Jon Fortt 2010年02月21日

    by Jon Fortt

    Just for a moment, forget about revenue and earnings per share. The most interesting number out of Hewlett-Packard’s earnings announcement this week was this:

    15.8%.

    That’s the profit margin CEO Mark Hurd and his team squeezed out of HP’s (HPQ) services business on the way to an impressive first fiscal quarter. The significance of the number? When Hurd bought lumbering services giant EDS for $13.9 billion a year and a half ago, he embarked on the corporate equivalent of that weight-loss show, The Biggest Loser. For HP to win, the former EDS has to drop weight. And the surest sign of weight loss is healthy margins.
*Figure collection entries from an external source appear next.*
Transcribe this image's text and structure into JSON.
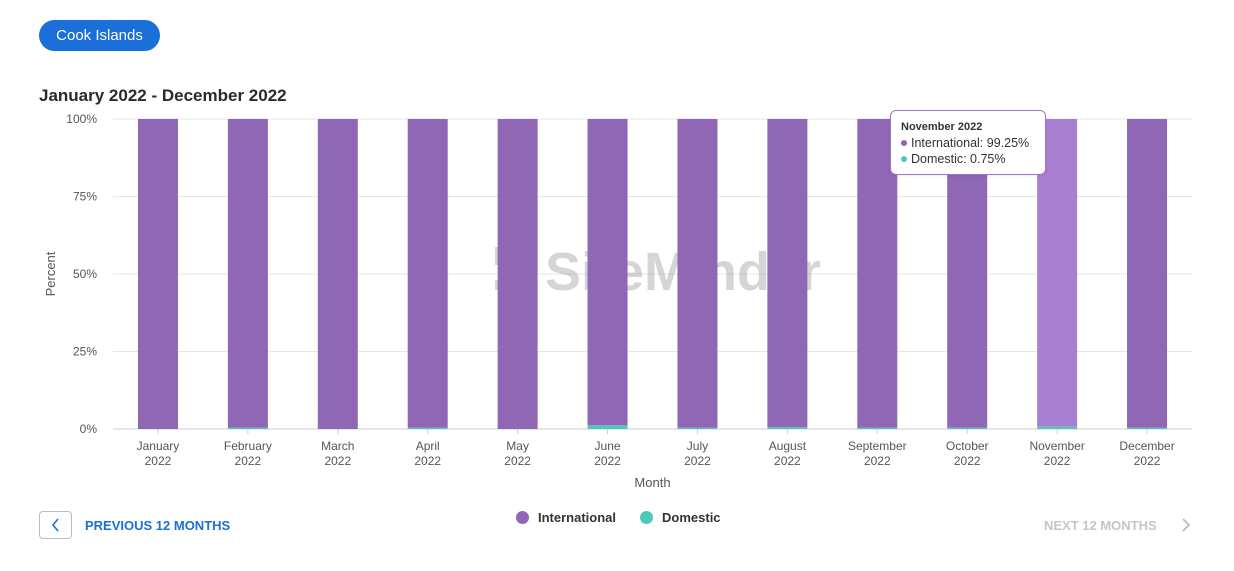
{
  "header": {
    "country_label": "Cook Islands",
    "range_title": "January 2022 - December 2022"
  },
  "colors": {
    "international": "#8f67b5",
    "international_highlight": "#a97fd1",
    "domestic": "#4cc9b8",
    "accent": "#1a6fd9",
    "grid": "#e6e6e6",
    "watermark": "#8a8a8a"
  },
  "watermark": "SiteMinder",
  "tooltip": {
    "title": "November 2022",
    "international": "International: 99.25%",
    "domestic": "Domestic: 0.75%"
  },
  "chart_data": {
    "type": "bar",
    "stacked": true,
    "xlabel": "Month",
    "ylabel": "Percent",
    "ylim": [
      0,
      100
    ],
    "yticks": [
      "0%",
      "25%",
      "50%",
      "75%",
      "100%"
    ],
    "categories": [
      [
        "January",
        "2022"
      ],
      [
        "February",
        "2022"
      ],
      [
        "March",
        "2022"
      ],
      [
        "April",
        "2022"
      ],
      [
        "May",
        "2022"
      ],
      [
        "June",
        "2022"
      ],
      [
        "July",
        "2022"
      ],
      [
        "August",
        "2022"
      ],
      [
        "September",
        "2022"
      ],
      [
        "October",
        "2022"
      ],
      [
        "November",
        "2022"
      ],
      [
        "December",
        "2022"
      ]
    ],
    "series": [
      {
        "name": "International",
        "values": [
          100,
          99.6,
          100,
          99.6,
          100,
          98.8,
          99.6,
          99.4,
          99.6,
          99.6,
          99.25,
          99.6
        ]
      },
      {
        "name": "Domestic",
        "values": [
          0,
          0.4,
          0,
          0.4,
          0,
          1.2,
          0.4,
          0.6,
          0.4,
          0.4,
          0.75,
          0.4
        ]
      }
    ],
    "highlighted_category": "November",
    "grid": true,
    "legend_position": "bottom-center"
  },
  "legend": {
    "international": "International",
    "domestic": "Domestic"
  },
  "nav": {
    "prev_label": "PREVIOUS 12 MONTHS",
    "next_label": "NEXT 12 MONTHS"
  },
  "icons": {
    "prev": "chevron-left-icon",
    "next": "chevron-right-icon"
  }
}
    That 15.8% means those margins are up 3 points from a year before. Not bad. Of course, not all the news is rosy; services revenues were actually down 1% year-over-year, and margins dipped a bit from the previous quarter. Numbers like that don’t typically stand out in a quarter where HP’s overall sales were $31.2 billion, up 8%, and cash flow from operations was $2.4 billion. And HP has a long way to go before its services business gets to the same league as, say, IBM (IBM). But still, I’ll argue that the most important takeaway from the period is this: even when it has a rocky quarter, HP is disciplined enough to keep its services biz on a healthy weight-loss regimen.

    If you're one of those folks thinking, who cares about services? Dig into HP’s overall numbers a bit, and it becomes clear why that’s so important. PCs and printers get a lot of attention because they are HP’s legacy businesses – together they delivered half of the company’s revenue. But these days, services – things like data center management and software development outsourcing – are already shaping up to be the biggest single contributor to HP’s financial results.

    Take a look: Though the PC group generated more revenue last quarter ($10.6 billion versus $8.7 billion for services), the services business generated three times more operating profit. In fact, services operating profit ($1.4 billion) even outpaced that of HP’s notoriously profitable printing group ($1.1 billion).

    Here’s where those margins come in. Even though the services group brought in 1% less revenue last quarter than a year before, its operating profit was up about $300 million – that’s 27%.

    If Hurd can get services revenues humming again after a weak quarter – and on the analyst call he said services and software are showing signs of renewed vigor – the profit payoff should be very nice indeed. We’ll see how he does at next quarter’s weigh-in.